Re: [PATCH v3 7/7] sched: Shard per-LLC shared runqueues

From: David Vernet
Date: Thu Aug 31 2023 - 15:14:52 EST


On Thu, Aug 31, 2023 at 06:45:11PM +0800, Chen Yu wrote:
> On 2023-08-30 at 19:01:47 -0500, David Vernet wrote:
> > On Wed, Aug 30, 2023 at 02:17:09PM +0800, Chen Yu wrote:
> > >
> > > 5. Check the L2 cache miss rate.
> > > perf stat -e l2_rqsts.references,l2_request.miss sleep 10
> > > The results show that the L2 cache miss rate is nearly the same with/without
> > > shared_runqueue enabled.
> >
> > As mentioned below, I expect it would be interesting to also collect
> > icache / iTLB numbers. In my experience, poor uop cache locality will
> > also result in poor icache locality, though of course that depends on a
> > lot of other factors like alignment, how many (un)conditional branches
> > you have within some byte window, etc. If alignment, etc were the issue
> > though, we'd likely observe this also without SHARED_RUNQ.
> >
>
> [snip...]
>
> >
> > Interesting. As mentioned above, I expect we also see an increase in
> > iTLB and icache misses?
> >
>
> This is a good point, according to the perf topdown:
>
> SHARED_RUNQ is disabled:
>
> 13.0 % tma_frontend_bound
> 6.7 % tma_fetch_latency
> 0.3 % tma_itlb_misses
> 0.7 % tma_icache_misses
>
> itlb miss ratio is 13.0% * 6.7% * 0.3%
> icache miss ratio is 13.0% * 6.7% * 0.7%
>
> SHARED_RUNQ is enabled:
> 20.0 % tma_frontend_bound
> 11.6 % tma_fetch_latency
> 0.9 % tma_itlb_misses
> 0.5 % tma_icache_misses
>
> itlb miss ratio is 20.0% * 11.6% * 0.9%
> icache miss ratio is 20.0% * 11.6% * 0.5%
>
> So both icache and itlb miss ratio increase, and itlb miss increases more,
> although the bottleneck is neither icache nor itlb.
> And as you mentioned below, it depends on other factors, including the hardware
> settings, icache size, tlb size, DSB size, eg.

Thanks for collecting these stats. Good to know that things are making
sense and the data we're collecting are telling a consistent story.
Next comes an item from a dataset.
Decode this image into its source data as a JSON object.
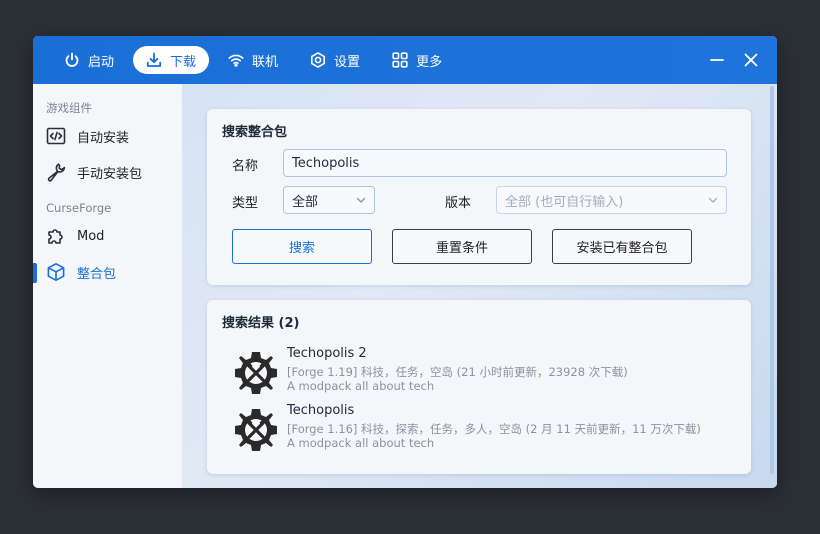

> > This is something we deal with in HHVM. Like any other JIT engine /
> > compiler, it is heavily front-end CPU bound, and has very poor icache,
> > iTLB, and uop cache locality (also lots of branch resteers, etc).
> > SHARED_RUNQ actually helps this workload quite a lot, as explained in
> > the cover letter for the patch series. It makes sense that it would: uop
> > locality is really bad even without increasing CPU util. So we have no
> > reason not to migrate the task and hop on a CPU.
> >
>
> I see, this makes sense.
>
> > > I wonder, if SHARED_RUNQ can consider that, if a task is a long duration one,
> > > say, p->avg_runtime >= sysctl_migration_cost, maybe we should not put such task
> > > on the per-LLC shared runqueue? In this way it will not be migrated too offen
> > > so as to keep its locality(both in terms of L1/L2 cache and DSB).
> >
> > I'm hesitant to apply such heuristics to the feature. As mentioned
> > above, SHARED_RUNQ works very well on HHVM, despite its potential hit to
> > icache / iTLB / DSB locality. Those hhvmworker tasks run for a very long
> > time, sometimes upwards of 20+ms. They also tend to have poor L1 cache
> > locality in general even when they're scheduled on the same core they
> > were on before they were descheduled, so we observe better performance
> > if the task is migrated to a fully idle core rather than e.g. its
> > hypertwin if it's available. That's not something we can guarantee with
> > SHARED_RUNQ, but it hopefully illustrates the point that it's an example
> > of a workload that would suffer with such a heuristic.
> >
>
> OK, the hackbench is just a microbenchmark to help us evaluate
> what the impact SHARED_RUNQ could bring. If such heuristic heals
> hackbench but hurts the real workload then we can consider
> other direction.
>
> > Another point to consider is that performance implications that are a
> > result of Intel micro architectural details don't necessarily apply to
> > everyone. I'm not as familiar with the instruction decode pipeline on
> > AMD chips like Zen4. I'm sure they have a uop cache, but the size of
> > that cache, alignment requirements, the way that cache interfaces with
> > e.g. their version of the MITE / decoder, etc, are all going to be quite
> > different.
> >
>
> Yes, this is true.
>
> > In general, I think it's difficult for heuristics like this to suit all
> > possible workloads or situations (not that you're claiming it is). My
> > preference is to keep it as is so that it's easier for users to build a
> > mental model of what outcome they should expect if they use the feature.
> > Put another way: As a user of this feature, I'd be a lot more surprised
> > to see that I enabled it and CPU util stayed low, vs. enabling it and
> > seeing higher CPU util, but also degraded icache / iTLB locality.
> >
>
> Understand.
>
> > Let me know what you think, and thanks again for investing your time
> > into this.
> >
>
> Let me run other benchmarks to see if others are sensitive to
> the resource locality.

Great, thank you Chenyu.

FYI, I'll be on vacation for over a week starting later today, so my
responses may be delayed.

Thanks in advance for working on this. Looking forward to seeing the
results when I'm back at work.

Thanks,
David